Комбриг развернул газету: первую полосу занимало постановление Совета народных комиссаров Союза ССР о присвоении полковнику Катукову Михаилу Ефимовичу звания генерал-майора танковых войск…

Они поздравляли комбрига – Малинин, Лобачев [38] , Кульвинский, а Катуков смотрел на статью со странным чувством. Как и всякий командир, он мечтал стать генералом – это было естественно. Со звания «генерал-майор» начинался новый путь – военачальника, полководца. Иные задачи, иные возможности, иная ответственность.

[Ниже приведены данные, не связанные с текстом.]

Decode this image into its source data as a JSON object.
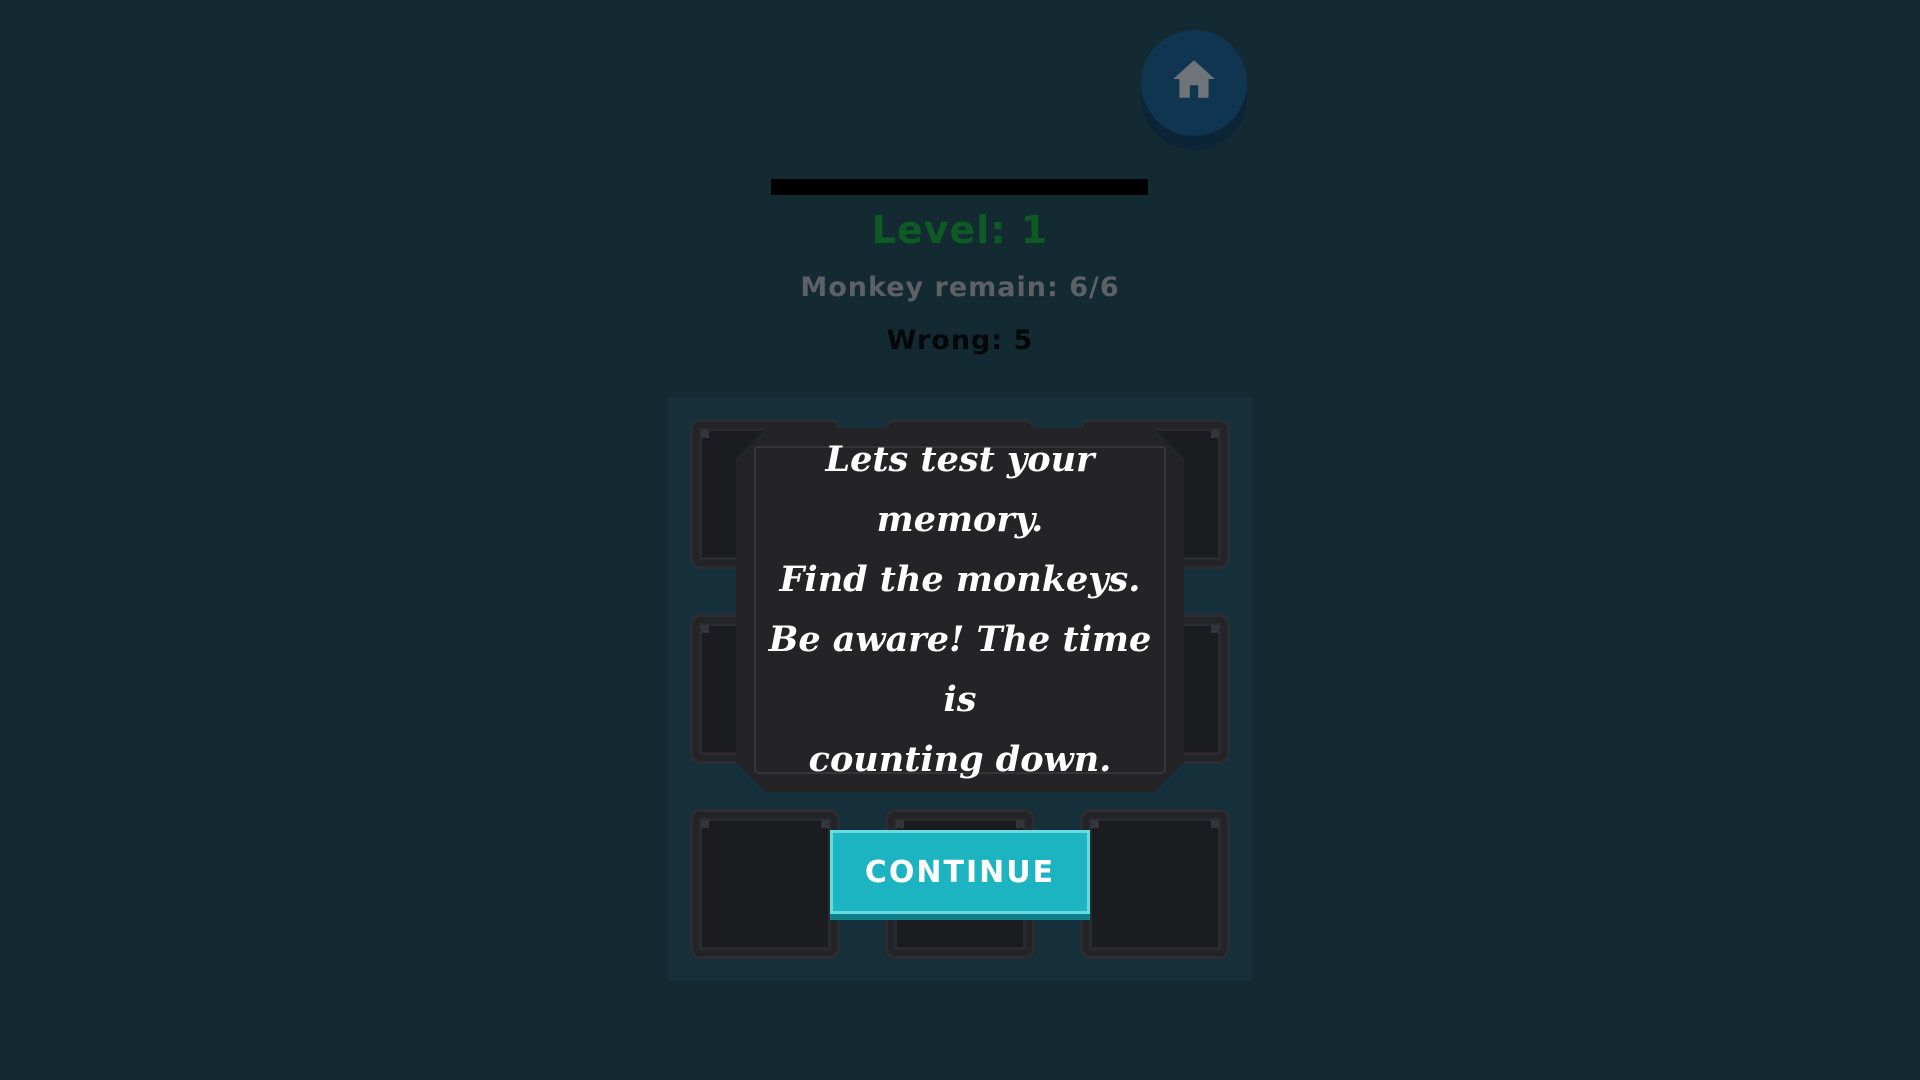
{
  "header": {
    "home_icon": "home-icon",
    "level_text": "Level: 1",
    "monkey_remain_text": "Monkey remain: 6/6",
    "wrong_text": "Wrong: 5",
    "timer_fraction": 1.0
  },
  "board": {
    "rows": 3,
    "cols": 3,
    "tile_count": 9
  },
  "dialog": {
    "lines": [
      "Lets test your",
      "memory.",
      "Find the monkeys.",
      "Be aware! The time is",
      "counting down."
    ],
    "continue_label": "CONTINUE"
  },
  "colors": {
    "background": "#132a33",
    "level": "#0e5a24",
    "remain": "#5d6165",
    "button": "#1cb4c1",
    "dialog": "#242326"
  }
}
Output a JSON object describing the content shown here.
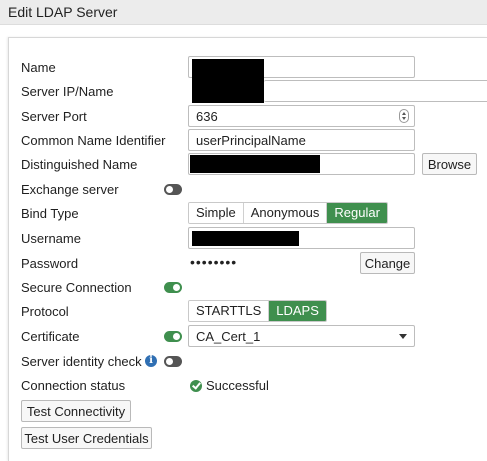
{
  "window": {
    "title": "Edit LDAP Server"
  },
  "form": {
    "name": {
      "label": "Name",
      "value": ""
    },
    "server_ip": {
      "label": "Server IP/Name",
      "value": ""
    },
    "server_port": {
      "label": "Server Port",
      "value": "636"
    },
    "cn_identifier": {
      "label": "Common Name Identifier",
      "value": "userPrincipalName"
    },
    "dn": {
      "label": "Distinguished Name",
      "value": "",
      "browse_label": "Browse"
    },
    "exchange": {
      "label": "Exchange server",
      "enabled": false
    },
    "bind_type": {
      "label": "Bind Type",
      "options": [
        "Simple",
        "Anonymous",
        "Regular"
      ],
      "selected": "Regular"
    },
    "username": {
      "label": "Username",
      "value": ""
    },
    "password": {
      "label": "Password",
      "value": "••••••••",
      "change_label": "Change"
    },
    "secure_connection": {
      "label": "Secure Connection",
      "enabled": true
    },
    "protocol": {
      "label": "Protocol",
      "options": [
        "STARTTLS",
        "LDAPS"
      ],
      "selected": "LDAPS"
    },
    "certificate": {
      "label": "Certificate",
      "enabled": true,
      "value": "CA_Cert_1"
    },
    "server_identity_check": {
      "label": "Server identity check",
      "enabled": false
    },
    "connection_status": {
      "label": "Connection status",
      "value": "Successful"
    }
  },
  "actions": {
    "test_connectivity": "Test Connectivity",
    "test_user_credentials": "Test User Credentials"
  },
  "colors": {
    "accent_green": "#3f8f4e",
    "toggle_off": "#555555",
    "info_blue": "#2f6fb3"
  }
}
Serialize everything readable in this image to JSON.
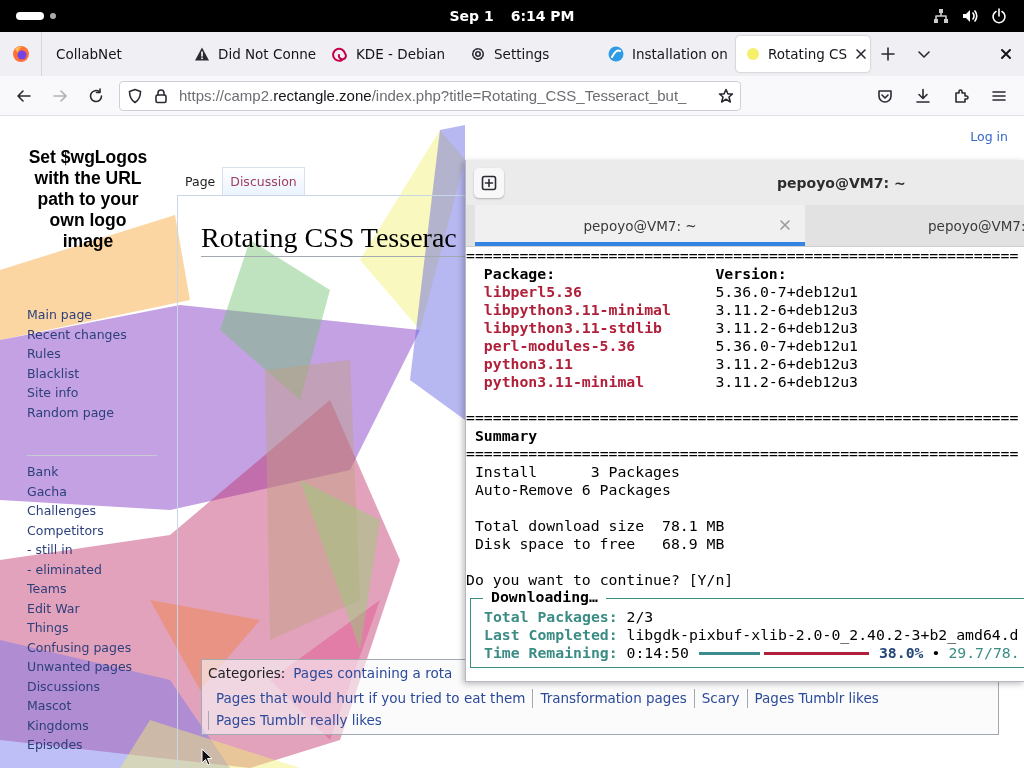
{
  "system_bar": {
    "date": "Sep 1",
    "time": "6:14 PM"
  },
  "browser_tabs": [
    {
      "label": "CollabNet",
      "kind": "plain",
      "selected": false
    },
    {
      "label": "Did Not Conne",
      "kind": "warning",
      "selected": false
    },
    {
      "label": "KDE - Debian",
      "kind": "swirl",
      "selected": false
    },
    {
      "label": "Settings",
      "kind": "gear",
      "selected": false
    },
    {
      "label": "Installation on",
      "kind": "circle",
      "selected": false
    },
    {
      "label": "Rotating CS",
      "kind": "dot",
      "selected": true
    }
  ],
  "navigation": {
    "back_disabled": false,
    "forward_disabled": true
  },
  "address_bar": {
    "prefix": "https://camp2.",
    "domain": "rectangle.zone",
    "path": "/index.php?title=Rotating_CSS_Tesseract_but_"
  },
  "wiki": {
    "logo_text": "Set $wgLogos with the URL path to your own logo image",
    "nav_links": [
      "Main page",
      "Recent changes",
      "Rules",
      "Blacklist",
      "Site info",
      "Random page"
    ],
    "section_links": [
      "Bank",
      "Gacha",
      "Challenges",
      "Competitors",
      "- still in",
      "- eliminated",
      "Teams",
      "Edit War",
      "Things",
      "Confusing pages",
      "Unwanted pages",
      "Discussions",
      "Mascot",
      "Kingdoms",
      "Episodes"
    ],
    "login": "Log in",
    "page_tabs": [
      {
        "label": "Page",
        "selected": true
      },
      {
        "label": "Discussion",
        "selected": false
      }
    ],
    "title": "Rotating CSS Tesserac",
    "categories": {
      "label": "Categories:",
      "links": [
        "Pages containing a rota",
        "Pages that would hurt if you tried to eat them",
        "Transformation pages",
        "Scary",
        "Pages Tumblr likes",
        "Pages Tumblr really likes"
      ]
    }
  },
  "terminal": {
    "title": "pepoyo@VM7: ~",
    "tabs": [
      {
        "label": "pepoyo@VM7: ~",
        "selected": true
      },
      {
        "label": "pepoyo@VM7:",
        "selected": false
      }
    ],
    "lines": [
      {
        "kind": "rule",
        "text": "=============================================================="
      },
      {
        "kind": "header",
        "package": "Package:",
        "version": "Version:"
      },
      {
        "kind": "package",
        "package": "libperl5.36",
        "version": "5.36.0-7+deb12u1"
      },
      {
        "kind": "package",
        "package": "libpython3.11-minimal",
        "version": "3.11.2-6+deb12u3"
      },
      {
        "kind": "package",
        "package": "libpython3.11-stdlib",
        "version": "3.11.2-6+deb12u3"
      },
      {
        "kind": "package",
        "package": "perl-modules-5.36",
        "version": "5.36.0-7+deb12u1"
      },
      {
        "kind": "package",
        "package": "python3.11",
        "version": "3.11.2-6+deb12u3"
      },
      {
        "kind": "package",
        "package": "python3.11-minimal",
        "version": "3.11.2-6+deb12u3"
      },
      {
        "kind": "blank"
      },
      {
        "kind": "rule",
        "text": "=============================================================="
      },
      {
        "kind": "heading",
        "text": "Summary"
      },
      {
        "kind": "rule",
        "text": "=============================================================="
      },
      {
        "kind": "text",
        "text": "Install      3 Packages"
      },
      {
        "kind": "text",
        "text": "Auto-Remove 6 Packages"
      },
      {
        "kind": "blank"
      },
      {
        "kind": "text",
        "text": "Total download size  78.1 MB"
      },
      {
        "kind": "text",
        "text": "Disk space to free   68.9 MB"
      },
      {
        "kind": "blank"
      },
      {
        "kind": "prompt",
        "text": "Do you want to continue? [Y/n]"
      }
    ],
    "download": {
      "title": "Downloading…",
      "rows": [
        {
          "label": "Total Packages:",
          "value": "2/3"
        },
        {
          "label": "Last Completed:",
          "value": "libgdk-pixbuf-xlib-2.0-0_2.40.2-3+b2_amd64.d"
        }
      ],
      "time_label": "Time Remaining:",
      "time": "0:14:50",
      "level": 0.38,
      "percent": "38.0%",
      "separator": "•",
      "size": "29.7/78."
    }
  }
}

Катуков вдруг осознал, что ему недолго осталось командовать 4-й танковой бригадой. Скоро комбриг получит приказ сдать дела и двигаться дальше. Куда? Катуков не знал. И, странное дело, это звание, его довоенная мечта, сейчас казалось далеко не самым важным… Бесспорно, комбриг был честолюбив, но эти пять осенних недель изменили его. На Украине он командовал дивизией – и еле успевал отходить под ударами немцев. На Тульском направлении комбригу Катукову были подчинены куда меньшие силы – и врага удалось задержать на неделю. И здесь, и там он был полковником. Нет, звание – не цель, это лишь признание заслуг и знак того, что человеку нужно поручить новое дело, сложнее прежнего…

За спиной Катукова распахнулась дверь, и все присутствующие встали по стойке «смирно».

– Вольно! – скомандовал знакомый голос.

Рокоссовский подошел к комбригу и протянул руку:

– Я вижу, тебя уже поздравили, – пожатие командарма было уверенным, крепким, – но это не все. Читай! Вслух!

Катуков принял из рук командующего листок бумаги:

– «Всем фронтам, армиям, танковым дивизиям и бригадам, – начал комбриг, – Приказ Народного Комиссара Обороны Союза ССР № 337 о переименовании 4-й танковой бригады в 1-ю гвардейскую танковую бригаду…»

Он остановился на полуслове и повторил про себя: «в первую гвардейскую…» Комбриг посмотрел на Рокоссовского – командарм широко улыбался:

– Ты понял? Первая! Поздравляю, Михаил Ефимович, ты – отец советской танковой гвардии!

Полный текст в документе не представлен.